After Its Disastrous IPO, SmileDirectClub Beats Revenue Estimates—but Investors Still Aren’t Grinning

SmileDirectClub Debuts Initial Public Offering At Nasdaq MarketSite
Jordan Katzman, co-founder of SmileDirectClub Inc., center, and Alex Fenkell, co-founder of SmileDirectClub Inc., right, look at a monitor during the company's initial public offering (IPO) at the Nasdaq MarketSite in New York, U.S., on Thursday, Sept. 12, 2019. SmileDirectClub Inc. shares declined 12% from their initial public offering price in Thursday's debut. SmileDirectClub earnings/ Photographer: Michael Nagle/Bloomberg via Getty Images
Michael Nagle—Bloomberg via Getty Images

Investors couldn’t muster a grin for SmileDirectClub’s first earnings as a public company, as the stock dropped as much as 10% in after-hours trading Tuesday despite a revenue estimate beat.

The teledentistry company’s 3rd quarter earnings (their first report since one of the worst IPO debuts in recent history, trading down some 28% on its first day) reported revenues of $180 million versus $165 million Wall Street estimates. Yet SmileDirect’s losses widened, with the company reporting a loss of 89 cents per share (compared to an estimated loss of 87 cents per share).
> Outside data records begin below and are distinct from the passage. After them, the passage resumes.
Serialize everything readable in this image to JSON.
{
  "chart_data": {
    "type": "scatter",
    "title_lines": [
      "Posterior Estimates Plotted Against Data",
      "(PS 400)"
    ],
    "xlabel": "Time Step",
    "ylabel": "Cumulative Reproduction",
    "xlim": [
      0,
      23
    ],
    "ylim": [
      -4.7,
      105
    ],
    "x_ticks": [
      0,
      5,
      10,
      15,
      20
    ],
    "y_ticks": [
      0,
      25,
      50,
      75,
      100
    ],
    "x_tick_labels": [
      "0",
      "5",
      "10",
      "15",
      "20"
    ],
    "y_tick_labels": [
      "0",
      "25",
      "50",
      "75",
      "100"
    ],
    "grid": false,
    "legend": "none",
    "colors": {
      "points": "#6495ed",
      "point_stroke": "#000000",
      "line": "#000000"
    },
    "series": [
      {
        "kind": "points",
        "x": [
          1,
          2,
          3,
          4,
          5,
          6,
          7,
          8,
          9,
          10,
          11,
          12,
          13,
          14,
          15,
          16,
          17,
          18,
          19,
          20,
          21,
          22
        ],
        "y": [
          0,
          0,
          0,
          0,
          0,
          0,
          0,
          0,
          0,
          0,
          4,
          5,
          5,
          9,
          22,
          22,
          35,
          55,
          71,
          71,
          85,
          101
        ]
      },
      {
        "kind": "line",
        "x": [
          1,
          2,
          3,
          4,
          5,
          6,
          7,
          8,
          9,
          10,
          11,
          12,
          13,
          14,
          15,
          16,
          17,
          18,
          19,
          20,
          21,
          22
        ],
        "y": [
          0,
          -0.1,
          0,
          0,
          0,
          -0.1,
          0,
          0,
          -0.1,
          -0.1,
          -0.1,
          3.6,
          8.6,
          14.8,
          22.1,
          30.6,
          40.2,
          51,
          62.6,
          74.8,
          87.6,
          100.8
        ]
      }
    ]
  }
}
The online dentistry company’s losses grew to a net loss of $387.6 million, up from $15 million in the year-ago quarter.

All things considered, SmileDirect’s revenue bump of 51% from the year-ago quarter—plus a gross margin approaching 80% for the quarter—have some analysts optimistic. “More than anything, it’s just hitting numbers” for Jefferies’ Brandon Couillard, noting he’s looking more at continued gross margin improvement in the upper 70s (SmileDirect’s 3rd quarter hit 77%). The company shipped 106,070 teeth aligners in the 3rd quarter (up from 72,387 in the year-ago quarter).
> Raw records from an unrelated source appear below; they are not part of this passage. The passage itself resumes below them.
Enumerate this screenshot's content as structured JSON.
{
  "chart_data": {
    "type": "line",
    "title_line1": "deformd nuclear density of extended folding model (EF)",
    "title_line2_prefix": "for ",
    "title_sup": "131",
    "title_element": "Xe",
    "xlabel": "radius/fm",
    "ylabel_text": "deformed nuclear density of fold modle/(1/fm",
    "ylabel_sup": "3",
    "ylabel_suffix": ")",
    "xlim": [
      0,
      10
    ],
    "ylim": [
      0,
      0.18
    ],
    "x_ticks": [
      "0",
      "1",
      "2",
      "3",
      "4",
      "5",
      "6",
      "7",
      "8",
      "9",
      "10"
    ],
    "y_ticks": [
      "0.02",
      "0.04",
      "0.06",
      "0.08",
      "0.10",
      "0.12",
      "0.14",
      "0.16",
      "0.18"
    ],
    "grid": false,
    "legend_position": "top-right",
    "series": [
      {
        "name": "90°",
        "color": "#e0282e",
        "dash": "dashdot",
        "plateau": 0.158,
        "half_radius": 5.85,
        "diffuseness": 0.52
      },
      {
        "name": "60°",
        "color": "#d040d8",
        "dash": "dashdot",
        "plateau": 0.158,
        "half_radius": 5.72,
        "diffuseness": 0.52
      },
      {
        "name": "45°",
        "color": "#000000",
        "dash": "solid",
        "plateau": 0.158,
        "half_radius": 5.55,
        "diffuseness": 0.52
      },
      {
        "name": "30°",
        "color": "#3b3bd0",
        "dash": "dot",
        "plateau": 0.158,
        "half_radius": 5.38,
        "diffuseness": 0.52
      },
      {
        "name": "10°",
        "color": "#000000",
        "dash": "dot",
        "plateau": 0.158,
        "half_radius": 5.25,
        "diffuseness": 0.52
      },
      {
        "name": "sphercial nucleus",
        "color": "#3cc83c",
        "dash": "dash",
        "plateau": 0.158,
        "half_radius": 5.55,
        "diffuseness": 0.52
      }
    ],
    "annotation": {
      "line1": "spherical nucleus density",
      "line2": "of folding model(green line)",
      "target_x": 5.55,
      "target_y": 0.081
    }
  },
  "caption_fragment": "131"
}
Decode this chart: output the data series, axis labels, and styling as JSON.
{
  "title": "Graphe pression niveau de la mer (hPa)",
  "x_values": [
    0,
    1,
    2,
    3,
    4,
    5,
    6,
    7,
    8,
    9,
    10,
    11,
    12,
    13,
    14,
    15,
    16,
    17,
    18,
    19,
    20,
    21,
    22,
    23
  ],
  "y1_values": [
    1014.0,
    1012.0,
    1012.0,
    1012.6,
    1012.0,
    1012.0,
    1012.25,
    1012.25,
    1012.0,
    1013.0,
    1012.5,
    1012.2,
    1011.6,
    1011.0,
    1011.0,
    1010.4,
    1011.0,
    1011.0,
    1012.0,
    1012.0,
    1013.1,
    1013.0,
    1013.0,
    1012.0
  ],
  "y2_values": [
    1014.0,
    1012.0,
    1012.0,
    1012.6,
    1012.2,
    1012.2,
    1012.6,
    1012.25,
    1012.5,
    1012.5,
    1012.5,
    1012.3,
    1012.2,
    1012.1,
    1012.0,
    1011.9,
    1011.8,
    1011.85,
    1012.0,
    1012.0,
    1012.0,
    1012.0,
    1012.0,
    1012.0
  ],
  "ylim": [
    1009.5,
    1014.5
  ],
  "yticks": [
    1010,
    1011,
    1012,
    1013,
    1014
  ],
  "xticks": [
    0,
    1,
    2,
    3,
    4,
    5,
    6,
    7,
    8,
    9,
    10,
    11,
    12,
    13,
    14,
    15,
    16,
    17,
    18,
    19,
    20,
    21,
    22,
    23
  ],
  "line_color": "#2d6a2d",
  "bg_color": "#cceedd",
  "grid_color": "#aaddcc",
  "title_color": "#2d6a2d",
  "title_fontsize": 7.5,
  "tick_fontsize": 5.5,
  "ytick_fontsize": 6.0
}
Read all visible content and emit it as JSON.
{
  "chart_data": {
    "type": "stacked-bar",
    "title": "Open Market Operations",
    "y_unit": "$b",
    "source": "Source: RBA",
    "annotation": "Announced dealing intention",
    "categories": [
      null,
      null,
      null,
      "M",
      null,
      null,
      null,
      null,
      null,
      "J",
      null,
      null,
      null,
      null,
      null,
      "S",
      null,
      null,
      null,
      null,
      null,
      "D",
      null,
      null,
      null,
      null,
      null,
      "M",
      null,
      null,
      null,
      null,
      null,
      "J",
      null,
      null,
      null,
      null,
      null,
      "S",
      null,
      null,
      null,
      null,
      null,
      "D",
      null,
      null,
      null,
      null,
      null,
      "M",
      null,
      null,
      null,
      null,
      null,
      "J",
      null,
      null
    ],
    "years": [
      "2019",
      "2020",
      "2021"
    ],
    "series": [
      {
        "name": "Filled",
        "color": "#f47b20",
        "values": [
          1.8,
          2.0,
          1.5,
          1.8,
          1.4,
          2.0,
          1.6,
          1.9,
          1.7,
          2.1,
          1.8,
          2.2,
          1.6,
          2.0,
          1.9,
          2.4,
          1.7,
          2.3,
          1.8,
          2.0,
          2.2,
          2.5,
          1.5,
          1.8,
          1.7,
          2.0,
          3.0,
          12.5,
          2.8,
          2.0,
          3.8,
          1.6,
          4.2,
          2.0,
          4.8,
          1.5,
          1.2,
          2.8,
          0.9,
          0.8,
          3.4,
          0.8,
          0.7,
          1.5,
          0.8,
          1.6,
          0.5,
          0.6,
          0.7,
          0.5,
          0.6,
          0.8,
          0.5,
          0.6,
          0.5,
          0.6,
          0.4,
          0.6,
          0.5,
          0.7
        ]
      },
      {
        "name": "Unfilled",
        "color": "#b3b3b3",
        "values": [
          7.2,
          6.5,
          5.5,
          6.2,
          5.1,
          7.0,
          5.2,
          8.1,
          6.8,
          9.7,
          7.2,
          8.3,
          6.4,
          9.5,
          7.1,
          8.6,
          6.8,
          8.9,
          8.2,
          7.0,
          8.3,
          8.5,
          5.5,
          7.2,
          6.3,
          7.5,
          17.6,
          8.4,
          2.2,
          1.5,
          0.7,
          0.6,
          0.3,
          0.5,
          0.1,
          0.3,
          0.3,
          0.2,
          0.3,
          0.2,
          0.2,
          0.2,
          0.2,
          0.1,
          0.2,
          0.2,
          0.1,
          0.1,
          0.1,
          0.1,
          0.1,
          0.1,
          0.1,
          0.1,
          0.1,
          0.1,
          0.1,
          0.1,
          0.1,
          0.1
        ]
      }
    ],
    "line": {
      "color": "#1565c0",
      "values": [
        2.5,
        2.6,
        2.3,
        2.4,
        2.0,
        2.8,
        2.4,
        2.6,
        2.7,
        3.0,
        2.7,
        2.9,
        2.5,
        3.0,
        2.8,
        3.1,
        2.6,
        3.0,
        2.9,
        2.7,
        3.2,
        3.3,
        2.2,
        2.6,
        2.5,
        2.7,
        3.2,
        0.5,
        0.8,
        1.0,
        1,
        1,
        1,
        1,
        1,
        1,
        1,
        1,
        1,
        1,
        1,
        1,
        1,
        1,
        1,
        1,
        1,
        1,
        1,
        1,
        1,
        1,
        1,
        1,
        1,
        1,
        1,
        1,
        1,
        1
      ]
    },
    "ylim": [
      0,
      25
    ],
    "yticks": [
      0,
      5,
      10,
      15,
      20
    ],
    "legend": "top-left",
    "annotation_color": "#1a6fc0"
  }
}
But SDC, which uses 3D images or impressions of a customers’ teeth to create customized clear aligners, has struggled with regulatory concerns (particularly in California, but also in Georgia and Alabama), as more requirements like orthodontic patients needing new X-rays before receiving care could hamper the “teledentistry” model SDC uses. The company declared they’re on the offense.
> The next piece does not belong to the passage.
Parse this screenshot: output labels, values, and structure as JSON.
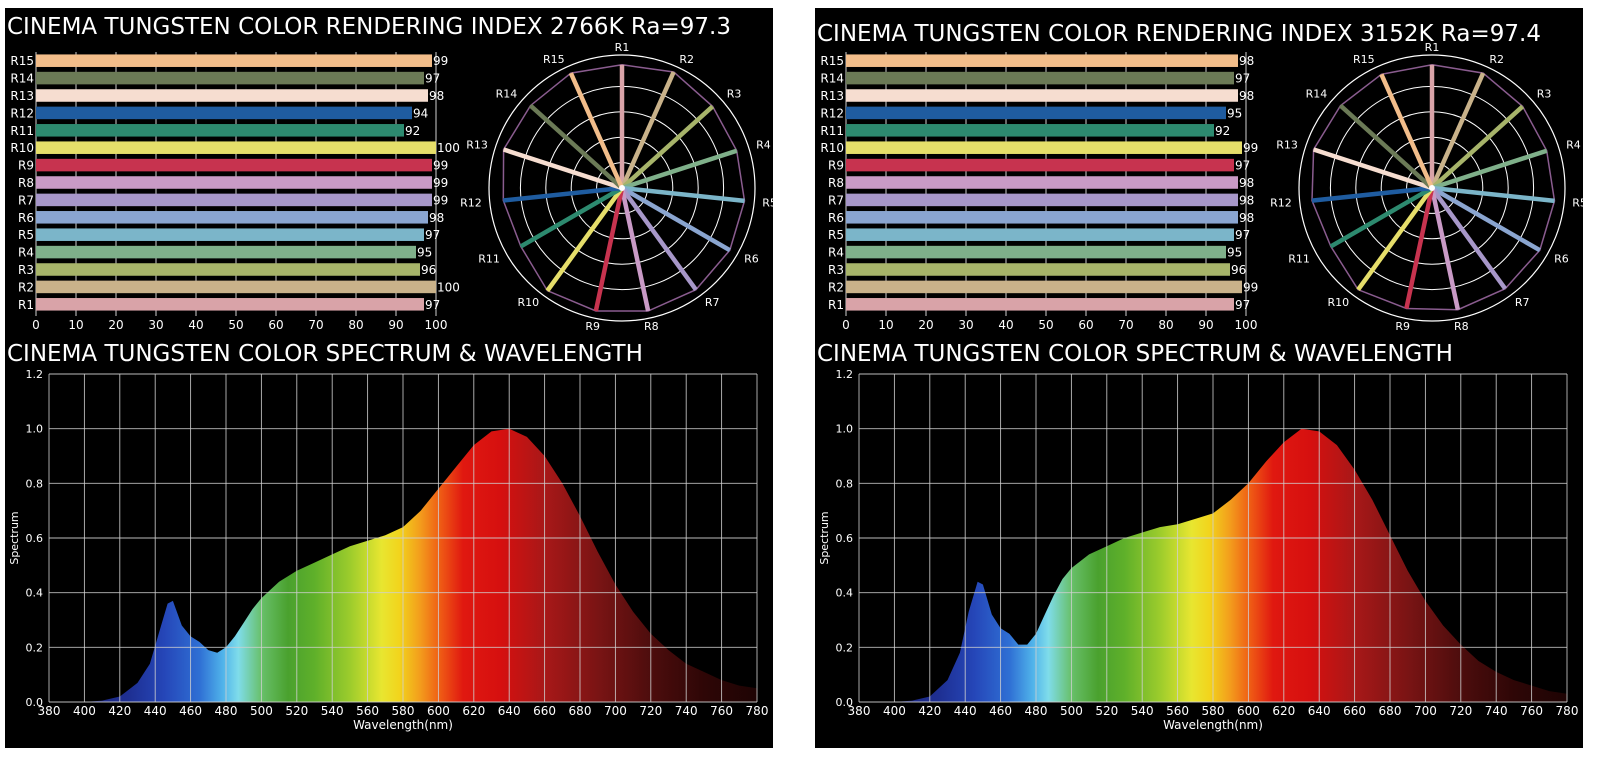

“We don’t feel that this does anything to our model, but we are going to debate it with the governor and other bodies of legislature,” SmileDirect’s CEO David Katzman told analysts on a call. “It’s just not right as far as access to care, which is what our company is founded on, but … we’re fully in compliance.”

Still, the stock hasn’t been making too many investors show their pearly whites as of late. SmileDirect is off some 50% from its debut in September. When it comes to the regulatory challenges, “at the end of the day, a lot of these things aren’t going to be resolved anytime soon,” Couillard told Fortune. SDC executives acknowledged the regulatory climate would be a multi-year battle. The company has launched a national and international lobbying effort (which doubled legal expenses in the 3rd quarter compared to the 2nd, and are expected to increase still in the next quarter).

Yet Wall Street largely remains positive on SmileDirect’s fundamentals, with a 100% “buy” rating on the stock, according to Bloomberg data. “[The company’s] valuation relative to other high valuation healthcare businesses is at a substantial discount,” Jefferies’ Couillard suggests. “I think at the end of the night, folks can begin to focus back on fundamentals and valuation again, which hasn’t been part of the conversation recently.”

The upside? SmileDirect is expanding into new international markets—including New Zealand and Ireland which are “growing quickly,” the company says—and announced partnerships with insurers UnitedHealth Group and Aetna, in addition to plans for a new manufacturing lab in Texas to continue bringing manufacturing in-house.

The company’s stock closed Tuesday at roughly $11 a share—quite a gap from its initial trade at $23 two months ago.